Willem van Riet, chief executive of the South African-based Peace Parks Foundation, a driving force behind the creation of transfrontier parks in southern Africa, has been a strong proponent for pushing ahead with the launch of the Great Limpopo despite the political problems.
"Why wait for people to sort out their problems? Let us get those fences down so that the animals can at least start moving about freely," said van Riet.
He says the big picture of what the transfrontier park could mean for southern Africa is so fantastic that it makes no sense to allow it to get bogged down in small and transient problems.
Livelihood for the Poor
Hopes for the park go far beyond its considerable environmental benefits. Supporters expect ecotourism to provide jobs for many of the people living in the sprawling, poverty-stricken communities that surround the park.
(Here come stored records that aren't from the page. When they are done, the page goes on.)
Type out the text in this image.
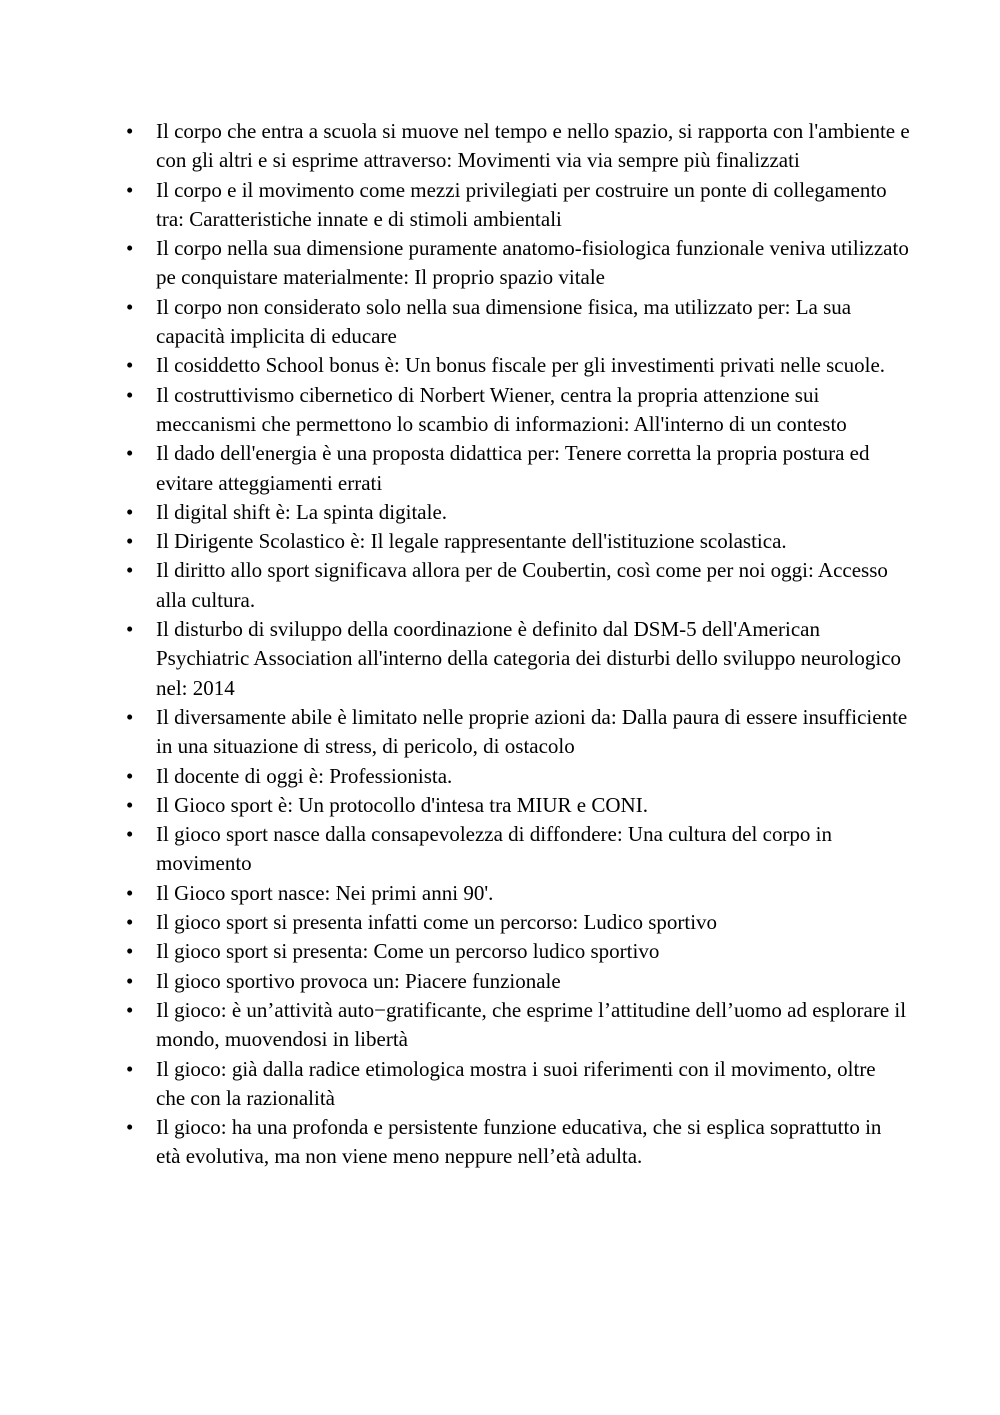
•	Il corpo che entra a scuola si muove nel tempo e nello spazio, si rapporta con l'ambiente e con gli altri e si esprime attraverso: Movimenti via via sempre più finalizzati
•	Il corpo e il movimento come mezzi privilegiati per costruire un ponte di collegamento tra: Caratteristiche innate e di stimoli ambientali
•	Il corpo nella sua dimensione puramente anatomo-fisiologica funzionale veniva utilizzato pe conquistare materialmente: Il proprio spazio vitale
•	Il corpo non considerato solo nella sua dimensione fisica, ma utilizzato per: La sua capacità implicita di educare
•	Il cosiddetto School bonus è: Un bonus fiscale per gli investimenti privati nelle scuole.
•	Il costruttivismo cibernetico di Norbert Wiener, centra la propria attenzione sui meccanismi che permettono lo scambio di informazioni: All'interno di un contesto
•	Il dado dell'energia è una proposta didattica per: Tenere corretta la propria postura ed evitare atteggiamenti errati
•	Il digital shift è: La spinta digitale.
•	Il Dirigente Scolastico è: Il legale rappresentante dell'istituzione scolastica.
•	Il diritto allo sport significava allora per de Coubertin, così come per noi oggi: Accesso alla cultura.
•	Il disturbo di sviluppo della coordinazione è definito dal DSM-5 dell'American Psychiatric Association all'interno della categoria dei disturbi dello sviluppo neurologico nel: 2014
•	Il diversamente abile è limitato nelle proprie azioni da: Dalla paura di essere insufficiente in una situazione di stress, di pericolo, di ostacolo
•	Il docente di oggi è: Professionista.
•	Il Gioco sport è: Un protocollo d'intesa tra MIUR e CONI.
•	Il gioco sport nasce dalla consapevolezza di diffondere: Una cultura del corpo in movimento
•	Il Gioco sport nasce: Nei primi anni 90'.
•	Il gioco sport si presenta infatti come un percorso: Ludico sportivo
•	Il gioco sport si presenta: Come un percorso ludico sportivo
•	Il gioco sportivo provoca un: Piacere funzionale
•	Il gioco: è un’attività auto−gratificante, che esprime l’attitudine dell’uomo ad esplorare il mondo, muovendosi in libertà
•	Il gioco: già dalla radice etimologica mostra i suoi riferimenti con il movimento, oltre che con la razionalità
•	Il gioco: ha una profonda e persistente funzione educativa, che si esplica soprattutto in età evolutiva, ma non viene meno neppure nell’età adulta.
South Africa's minister of environmental affairs, Valli Moosa, says the creation of the park will contribute to establishing a sustainable tourism economy for all three countries.
"It will provide Mozambique with almost immediate access to a million people visiting Kruger annually," he said. "We predict that the overall number of tourists will be much more than the sum of those who have been visiting the three parks separately."
Others hope that it will foster peace and stability in a region left ravaged by years of war and political instability.
In his speech at the treaty-singing ceremony in December, Mbeki, who is also head of the newly-formed African Union, said it should reinforce the process of creating the conditions for Africa's collective renewal.
"The challenge ahead of us is to create these conditions, to build a new world of boundless peace and prosperity for our peoples, even as the animals of the wild learn to live in the new world created by the open frontiers of the Great Limpopo Transfrontier Park," he said.